How to handle the PTS correctly using Android Audi

I'm using AudioRecord to record the audio stream during a camera capturing process on Android device. Since I want to process the frame data and handle audio/video samples, I do not use MediaRecorder.

I run AudioRecord in another thread with the calling of read() to gather the raw audio data.

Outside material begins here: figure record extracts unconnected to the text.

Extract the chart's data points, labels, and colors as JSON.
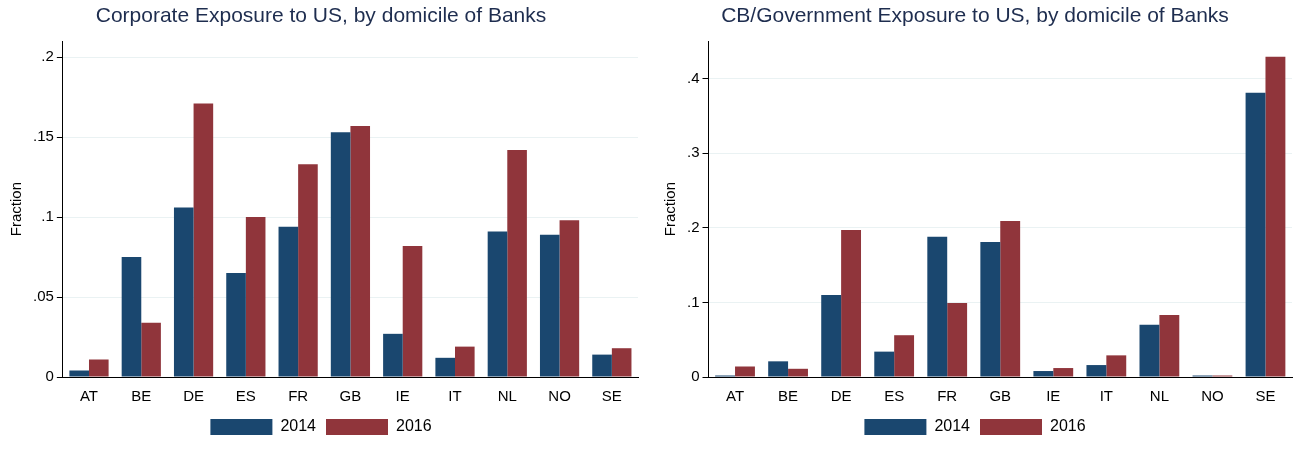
{
  "chart_data": [
    {
      "type": "bar",
      "title": "Corporate Exposure to US, by domicile of Banks",
      "ylabel": "Fraction",
      "categories": [
        "AT",
        "BE",
        "DE",
        "ES",
        "FR",
        "GB",
        "IE",
        "IT",
        "NL",
        "NO",
        "SE"
      ],
      "series": [
        {
          "name": "2014",
          "color": "#1a476f",
          "values": [
            0.004,
            0.075,
            0.106,
            0.065,
            0.094,
            0.153,
            0.027,
            0.012,
            0.091,
            0.089,
            0.014
          ]
        },
        {
          "name": "2016",
          "color": "#90353b",
          "values": [
            0.011,
            0.034,
            0.171,
            0.1,
            0.133,
            0.157,
            0.082,
            0.019,
            0.142,
            0.098,
            0.018
          ]
        }
      ],
      "ylim": [
        0,
        0.21
      ],
      "yticks": [
        0,
        {
          "value": 0.05,
          "label": ".05"
        },
        {
          "value": 0.1,
          "label": ".1"
        },
        {
          "value": 0.15,
          "label": ".15"
        },
        {
          "value": 0.2,
          "label": ".2"
        }
      ],
      "grid": "y",
      "legend": "bottom"
    },
    {
      "type": "bar",
      "title": "CB/Government Exposure to US, by domicile of Banks",
      "ylabel": "Fraction",
      "categories": [
        "AT",
        "BE",
        "DE",
        "ES",
        "FR",
        "GB",
        "IE",
        "IT",
        "NL",
        "NO",
        "SE"
      ],
      "series": [
        {
          "name": "2014",
          "color": "#1a476f",
          "values": [
            0.002,
            0.021,
            0.11,
            0.034,
            0.188,
            0.181,
            0.008,
            0.016,
            0.07,
            0.002,
            0.381
          ]
        },
        {
          "name": "2016",
          "color": "#90353b",
          "values": [
            0.014,
            0.011,
            0.197,
            0.056,
            0.099,
            0.209,
            0.012,
            0.029,
            0.083,
            0.002,
            0.429
          ]
        }
      ],
      "ylim": [
        0,
        0.45
      ],
      "yticks": [
        0,
        {
          "value": 0.1,
          "label": ".1"
        },
        {
          "value": 0.2,
          "label": ".2"
        },
        {
          "value": 0.3,
          "label": ".3"
        },
        {
          "value": 0.4,
          "label": ".4"
        }
      ],
      "grid": "y",
      "legend": "bottom"
    }
  ]
}
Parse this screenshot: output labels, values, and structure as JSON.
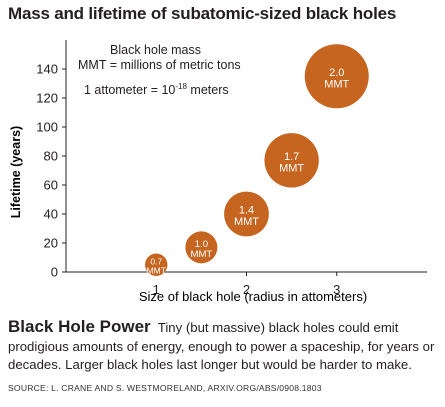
{
  "chart_data": {
    "type": "scatter",
    "title": "Mass and lifetime of subatomic-sized black holes",
    "xlabel": "Size of black hole (radius in attometers)",
    "ylabel": "Lifetime (years)",
    "xlim": [
      0,
      4
    ],
    "ylim": [
      0,
      160
    ],
    "x_ticks": [
      1,
      2,
      3
    ],
    "y_ticks": [
      0,
      20,
      40,
      60,
      80,
      100,
      120,
      140
    ],
    "grid": false,
    "points": [
      {
        "x": 1.0,
        "y": 5,
        "mass": 0.7,
        "label_value": "0.7",
        "label_unit": "MMT"
      },
      {
        "x": 1.5,
        "y": 17,
        "mass": 1.0,
        "label_value": "1.0",
        "label_unit": "MMT"
      },
      {
        "x": 2.0,
        "y": 40,
        "mass": 1.4,
        "label_value": "1.4",
        "label_unit": "MMT"
      },
      {
        "x": 2.5,
        "y": 77,
        "mass": 1.7,
        "label_value": "1.7",
        "label_unit": "MMT"
      },
      {
        "x": 3.0,
        "y": 135,
        "mass": 2.0,
        "label_value": "2.0",
        "label_unit": "MMT"
      }
    ],
    "bubble_color": "#c5651f",
    "legend": {
      "line1": "Black hole mass",
      "line2": "MMT = millions of metric tons",
      "line3_prefix": "1 attometer = 10",
      "line3_exponent": "-18",
      "line3_suffix": " meters"
    }
  },
  "caption": {
    "heading": "Black Hole Power",
    "body": "Tiny (but massive) black holes could emit prodigious amounts of energy, enough to power a spaceship, for years or decades. Larger black holes last longer but would be harder to make."
  },
  "source": "SOURCE: L. CRANE AND S. WESTMORELAND, ARXIV.ORG/ABS/0908.1803"
}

Once I get a data stream, I feed them into an MediaCodec configured as an AAC audio encoder.

Here are some of my codes about the audio recorder / encoder:

m_encode_audio_mime = "audio/mp4a-latm";
m_audio_sample_rate = 44100;
m_audio_channels = AudioFormat.CHANNEL_IN_MONO;
m_audio_channel_count = (m_audio_channels == AudioFormat.CHANNEL_IN_MONO ? 1 : 2);

int audio_bit_rate = 64000;
int audio_data_format = AudioFormat.ENCODING_PCM_16BIT;

m_audio_buffer_size = AudioRecord.getMinBufferSize(m_audio_sample_rate, m_audio_channels, audio_data_format) * 2;
m_audio_recorder = new AudioRecord(MediaRecorder.AudioSource.MIC, m_audio_sample_rate,
                                   m_audio_channels, audio_data_format, m_audio_buffer_size);

m_audio_encoder = MediaCodec.createEncoderByType(m_encode_audio_mime);
MediaFormat audio_format = new MediaFormat();
audio_format.setString(MediaFormat.KEY_MIME, m_encode_audio_mime);
audio_format.setInteger(MediaFormat.KEY_BIT_RATE, audio_bit_rate);
audio_format.setInteger(MediaFormat.KEY_CHANNEL_COUNT, m_audio_channel_count);
audio_format.setInteger(MediaFormat.KEY_SAMPLE_RATE, m_audio_sample_rate);
audio_format.setInteger(MediaFormat.KEY_AAC_PROFILE, MediaCodecInfo.CodecProfileLevel.AACObjectLC);
audio_format.setInteger(MediaFormat.KEY_MAX_INPUT_SIZE, m_audio_buffer_size);
m_audio_encoder.configure(audio_format, null, null, MediaCodec.CONFIGURE_FLAG_ENCODE);

I found that the first time of AudioRecord.read() takes longer time to return, while the successive read() have time intervals that are more close to the real time of audio data. For example, my audio format is 44100Hz 16Bit 1Channel, and the buffer size of AudioRecord is 16384, so a full buffer means 185.76 ms. When I record the system time for each call of read() and subtracting them from a base time, I get the following sequence:

time before each read(): 0ms, 345ms, 543ms, 692ms, 891ms, 1093ms, 1244ms, ...

I feed these raw data to the audio encoder with the above time values as PTS, and the encoder outputs encoded audio samples with the following PTS:

encoder output PTS: 0ms, 185ms, 371ms, 557ms, 743ms, 928ms, ...

It looks like that the encoder treats each part of data as having the same time period. I believe that the encoder works correctly since I give it raw data with the same size (16384) every time. However, if I use the encoder output PTS as the input of muxer, I'll get a video with audio content being faster then video content.

I want to ask that:

Is it expected that the first time of AudioRecord.read() blocks longer? I'm sure that the function call takes more than 300ms while it only records 16384 bytes as 186ms. Is this also an issue that depends on device / Android version?
What should I do to achieve audio/video synchronization? I have a workaround to measure the delay time of the first call of read(), then shift the PTS of audio samples by the delay. Is there another better way to handle this?

Convert the mono input to stereo. I was pulling my hair out for some time before I realised the AAC encoder exposed by MediaCoder only works with stereo input.